Before I get into my position on bed bug preparations (preparing for a bed bug treatment) I want everyone reading this to understand one very important thing: what you need to do for a bed bug treatment is pest control company specific. Meaning that every company is going to have a different list of things you need to do to prepare for THEIR bed bug treatment. I can’t comment on what’s right and wrong with every company and every list and I’m going to share MY perspective on the topic based upon the bed bug work we perform in New Jersey. So don’t run to your pest management professional and yell at them “I’m not doing this because Jeff said it’s not necessary” because what is necessary can change by region and company.
A few other caveats.
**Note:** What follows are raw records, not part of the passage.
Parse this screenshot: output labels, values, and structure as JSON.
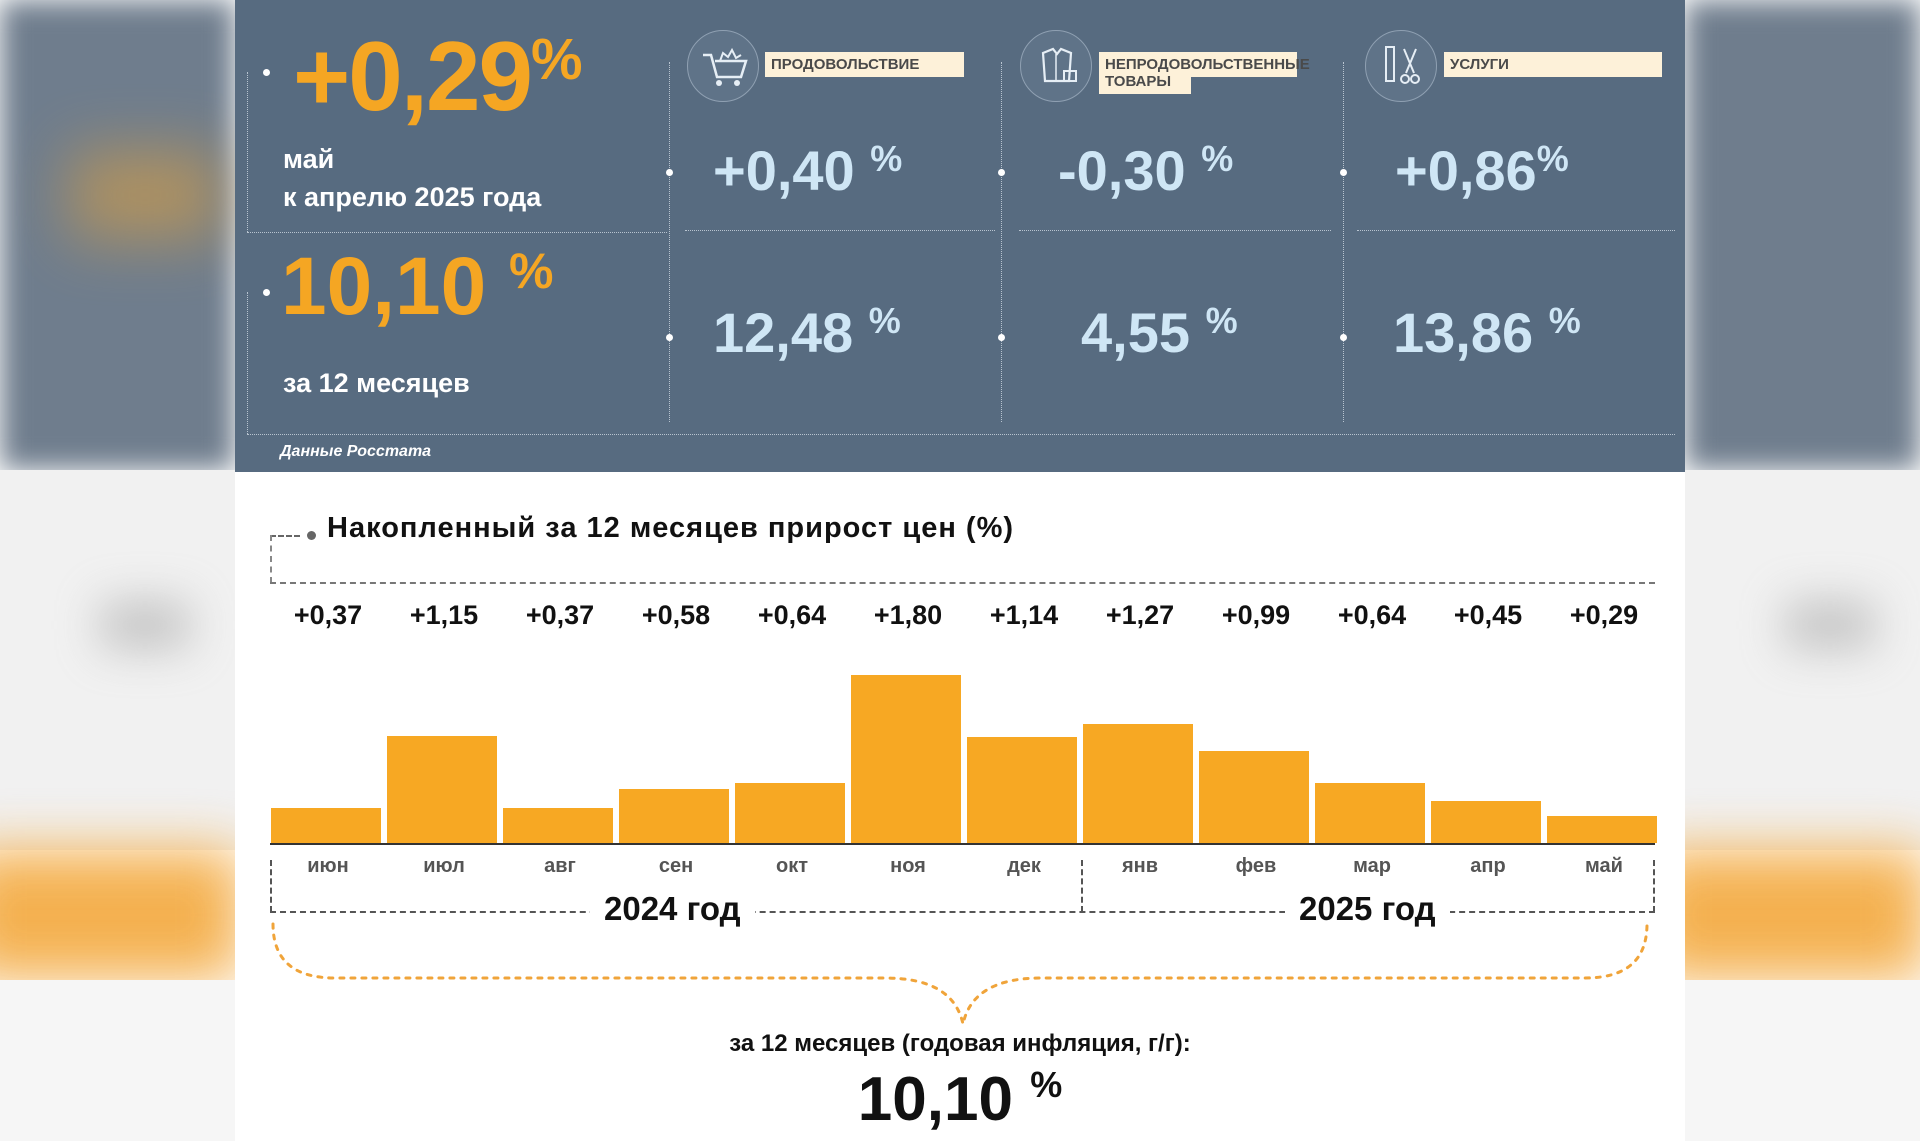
{
  "headline": {
    "monthly_value": "+0,29",
    "pct": "%",
    "monthly_caption_1": "май",
    "monthly_caption_2": "к апрелю 2025 года",
    "annual_value": "10,10",
    "annual_caption": "за 12 месяцев",
    "source": "Данные Росстата"
  },
  "categories": [
    {
      "label_1": "ПРОДОВОЛЬСТВИЕ",
      "label_2": "",
      "icon": "shopping-cart-icon",
      "monthly": "+0,40",
      "annual": "12,48"
    },
    {
      "label_1": "НЕПРОДОВОЛЬСТВЕННЫЕ",
      "label_2": "ТОВАРЫ",
      "icon": "clothes-icon",
      "monthly": "-0,30",
      "annual": "4,55"
    },
    {
      "label_1": "УСЛУГИ",
      "label_2": "",
      "icon": "scissors-comb-icon",
      "monthly": "+0,86",
      "annual": "13,86"
    }
  ],
  "chart_data": {
    "type": "bar",
    "title": "Накопленный за 12 месяцев прирост цен (%)",
    "categories": [
      "июн",
      "июл",
      "авг",
      "сен",
      "окт",
      "ноя",
      "дек",
      "янв",
      "фев",
      "мар",
      "апр",
      "май"
    ],
    "values": [
      0.37,
      1.15,
      0.37,
      0.58,
      0.64,
      1.8,
      1.14,
      1.27,
      0.99,
      0.64,
      0.45,
      0.29
    ],
    "value_labels": [
      "+0,37",
      "+1,15",
      "+0,37",
      "+0,58",
      "+0,64",
      "+1,80",
      "+1,14",
      "+1,27",
      "+0,99",
      "+0,64",
      "+0,45",
      "+0,29"
    ],
    "groups": [
      {
        "label": "2024 год",
        "months": 7
      },
      {
        "label": "2025 год",
        "months": 5
      }
    ],
    "total_caption": "за 12 месяцев (годовая инфляция, г/г):",
    "total_value": "10,10",
    "total_pct": "%",
    "color": "#f7a823"
  },
  "colors": {
    "panel": "#576b80",
    "accent_orange": "#f5a623",
    "value_blue": "#cfe6f5"
  }
}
In this article I’m talking about pre-initial service preparations for bed bug service. The situation is that you’ve identified bed bugs in your home and a company is coming to treat for the first time. Also, I’m not talking about heat treatments in this particular article. With heat treatments there can be more prep work due to heat-flow issues, etc…
That all being said, I’m here to tell you that all that prep work you’re about to embark upon (or are still sweating from just completing) probably isn’t necessary. The emptying the dressers and emptying the closets and standing the bed up and stripping the beds and moving the stuff stored under the bed and…..all probably isn’t necessary.
What we know about bed bugs is that when an infestation is first introduced to a home they gravitate to the bed. Research from the University of Sheffield found that in their infancy bed bug infestations are typically found within a few feet of the bed (and many times are still in the bed itself). What we know from our own internal research is that in your average apartment community about 90% of the infestations we deal with are “manageable” infestations – less than 100 bed bugs found during the initial service. Even in the 10% where there are over 100 bed bugs, half of those infestations the bugs are still being found primarily in the beds and couches. Combining those two pieces of information that means that in about 95% of all infestations most of the bed bugs are in the beds, couches or within a few feet of those areas.
So why do you empty closets and dressers for bed bug treatments? Because there might be a bed bug in the closet on your clothes and as a pest management professional I can’t treat your clothes and surely don’t have the time to inspect every article. Therefore the recommendation is made to empty the closets and dressers. But after what I just mentioned how often are there bed bugs in the closets? 1 out of 20 infestations (5%)? Yet many times companies ask you do empty the closets at the start of every treatment. (Obviously my recommendation changes if your bed, for whatever reason, is in the closet or within a foot or two)
What is necessary? I believe strongly in prep that is dictated by inspection. If I come out to your home and find bed bug spotting (fecal material) on the closet in your master bedroom I may ask that you empty that particular closet and launder those items. If I find bed bugs in the dresser in your guest bedroom I may ask you to empty that particular dresser. And lastly if I find that you have a bad, widely spread infestation you may need to empty everything and do everything I just said you wouldn’t have to.
The bottom line is that invasive and overwhelming bed bug treatment preps that are standard for every job has never made sense to me. In most infestations there are only a handful of bed bugs present and the bugs aren’t in the closets and dresser drawers so why are we asking people to empty them? Bed bug preps in your average traditional service should be based upon inspection and evidence….not just because.